If your queries do a lot of computations, or you need to retrieve data out of tricky structures (nested list with recursive reads, XML...) I'd go the Data-Warehouse-Path and write some denormalized tables for quick selects. Of course you will have to deal with the fact, that you are reading "old" data. If your data does not change much, you could trigger all changes to a denormalized structure immediately. But this depends on your actual situation.
If you want, you could post one of your imperformant queries together with the relevant structure details and ask for review. There are dedicated groups on Stack-Exchange, such as "Code Review". If it's not to big, you might try it here as well...
Here is the situation:
I'm working on a basic search for a somewhat big entity. Right now, the amount of results is manageable but I expect a very large amount of data after a year or two of use, so performance is important here.
The object I'm browsing has a DateTime value and I need to be able to output all objects with the same month, regardless of the year. There are multiple search fields that can be combined, but the other fields do not cause a problem here.
I tried this :
if(model.SelectedMonth != null)
{
contribs = contribs.Where(x => x.Date.Value.Month == model.SelectedMonth);
}
model.Contribs = contribs
.Skip(NBRESULTSPERPAGE*(model.CurrentPage - 1))
.Take(NBRESULTSPERPAGE)
.ToList();
So far all I get is "Invalid 'where' condition. An entity member is invoking an invalid property or method." I thought of just invoking ToList() but it doesn't seem to be very efficient, again the entity is quite big. I'm looking for a clean way to make this work.
You said:
The object I'm browsing has a DateTime value and I need to be able to output all objects with the same month, regardless of the year
...
I expect a very large amount of data after a year or two of use, so performance is important here.
Right there, you have a problem. I understand you are using LINQ to CRM, but this problem would actually come up regardless of what technology you're using.
The underlying problem is that date and time is stored in a single field. The year, month, day, hour, minute, seconds, and fractional seconds are all packed into a single integer that represents the number of units since some time. In the case of a DateTime in .NET, that's the number of ticks since 1/1/0001. If the value is stored in a SQL DateTime2 field, it's the same thing. Other data types have different start dates (epochs) and different precisions. But in all cases, there's just a single number internally.
If you're searching for a value that is in a month of a particular year, then you could get decent performance from a range query. For example, give all values >= 2014-01-01 and < 2014-02-01. Those two points can be mapped back to their numeric representation in the database. If the field has an index, then a range query can use that index.
But if the value you're looking for is just a month, then any query you provide will require the database to extract that month from each and every value in the table. This is also known as a "table scan", and no amount of indexing will help.
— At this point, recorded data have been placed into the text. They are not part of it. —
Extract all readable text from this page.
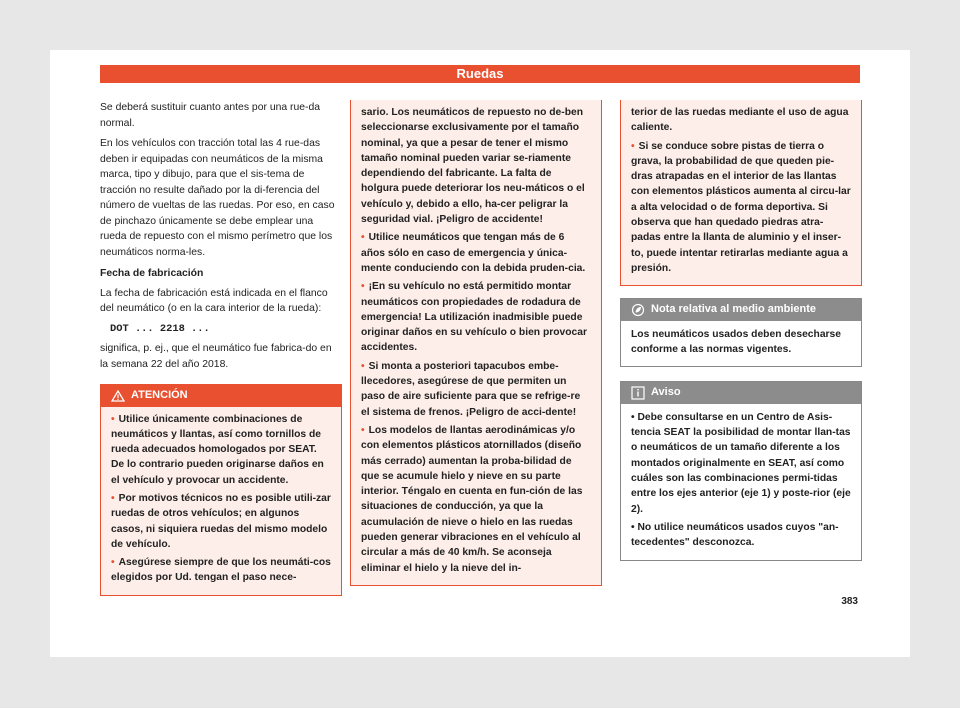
Ruedas

Se deberá sustituir cuanto antes por una rue-da normal.

En los vehículos con tracción total las 4 rue-das deben ir equipadas con neumáticos de la misma marca, tipo y dibujo, para que el sis-tema de tracción no resulte dañado por la di-ferencia del número de vueltas de las ruedas. Por eso, en caso de pinchazo únicamente se debe emplear una rueda de repuesto con el mismo perímetro que los neumáticos norma-les.

Fecha de fabricación

La fecha de fabricación está indicada en el flanco del neumático (o en la cara interior de la rueda):

DOT ... 2218 ...

significa, p. ej., que el neumático fue fabrica-do en la semana 22 del año 2018.

ATENCIÓN

• Utilice únicamente combinaciones de neumáticos y llantas, así como tornillos de rueda adecuados homologados por SEAT. De lo contrario pueden originarse daños en el vehículo y provocar un accidente.

• Por motivos técnicos no es posible utili-zar ruedas de otros vehículos; en algunos casos, ni siquiera ruedas del mismo modelo de vehículo.

• Asegúrese siempre de que los neumáti-cos elegidos por Ud. tengan el paso nece-

sario. Los neumáticos de repuesto no de-ben seleccionarse exclusivamente por el tamaño nominal, ya que a pesar de tener el mismo tamaño nominal pueden variar se-riamente dependiendo del fabricante. La falta de holgura puede deteriorar los neu-máticos o el vehículo y, debido a ello, ha-cer peligrar la seguridad vial. ¡Peligro de accidente!

• Utilice neumáticos que tengan más de 6 años sólo en caso de emergencia y única-mente conduciendo con la debida pruden-cia.

• ¡En su vehículo no está permitido montar neumáticos con propiedades de rodadura de emergencia! La utilización inadmisible puede originar daños en su vehículo o bien provocar accidentes.

• Si monta a posteriori tapacubos embe-llecedores, asegúrese de que permiten un paso de aire suficiente para que se refrige-re el sistema de frenos. ¡Peligro de acci-dente!

• Los modelos de llantas aerodinámicas y/o con elementos plásticos atornillados (diseño más cerrado) aumentan la proba-bilidad de que se acumule hielo y nieve en su parte interior. Téngalo en cuenta en fun-ción de las situaciones de conducción, ya que la acumulación de nieve o hielo en las ruedas pueden generar vibraciones en el vehículo al circular a más de 40 km/h. Se aconseja eliminar el hielo y la nieve del in-

terior de las ruedas mediante el uso de agua caliente.

• Si se conduce sobre pistas de tierra o grava, la probabilidad de que queden pie-dras atrapadas en el interior de las llantas con elementos plásticos aumenta al circu-lar a alta velocidad o de forma deportiva. Si observa que han quedado piedras atra-padas entre la llanta de aluminio y el inser-to, puede intentar retirarlas mediante agua a presión.

Nota relativa al medio ambiente

Los neumáticos usados deben desecharse conforme a las normas vigentes.

Aviso

• Debe consultarse en un Centro de Asis-tencia SEAT la posibilidad de montar llan-tas o neumáticos de un tamaño diferente a los montados originalmente en SEAT, así como cuáles son las combinaciones permi-tidas entre los ejes anterior (eje 1) y poste-rior (eje 2).

• No utilice neumáticos usados cuyos "an-tecedentes" desconozca.

383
A query that can effectively use an index is known as a sargable query. However, the query you are attempting is non-sargable because it has to evaluate every value in the table.
I don't know how much control over the object and its storage you have in CRM, but I will tell you what I usually recommend for people querying a SQL Server directly:
Store the month in a separate column as a single integer. Sometimes this can be a computed column based on the original datetime, such that you never have to enter it directly.
Create an index that includes this column.
Use this column when querying by month, so that the query is sargable.
This is a guess and really should be a comment, but it's too much code to format well in a comment. If it's not helpful I'll delete the answer.
Try moving model.SelectedMonth to a variable rather than putting it in the Where clause
var selectedMonth = model.SelectedMonth;
if(selectedMonth != null)
{
contribs = contribs.Where(x => x.Date.Value.Month == selectedMonth);
}
you might do the same for CurrentPage as well:
int currentPage = model.CurrentPage;
model.Contribs = contribs
.Skip(NBRESULTSPERPAGE*(currentPage - 1))
.Take(NBRESULTSPERPAGE)
.ToList();
Many query providers work better with variables than properties of non-related objects.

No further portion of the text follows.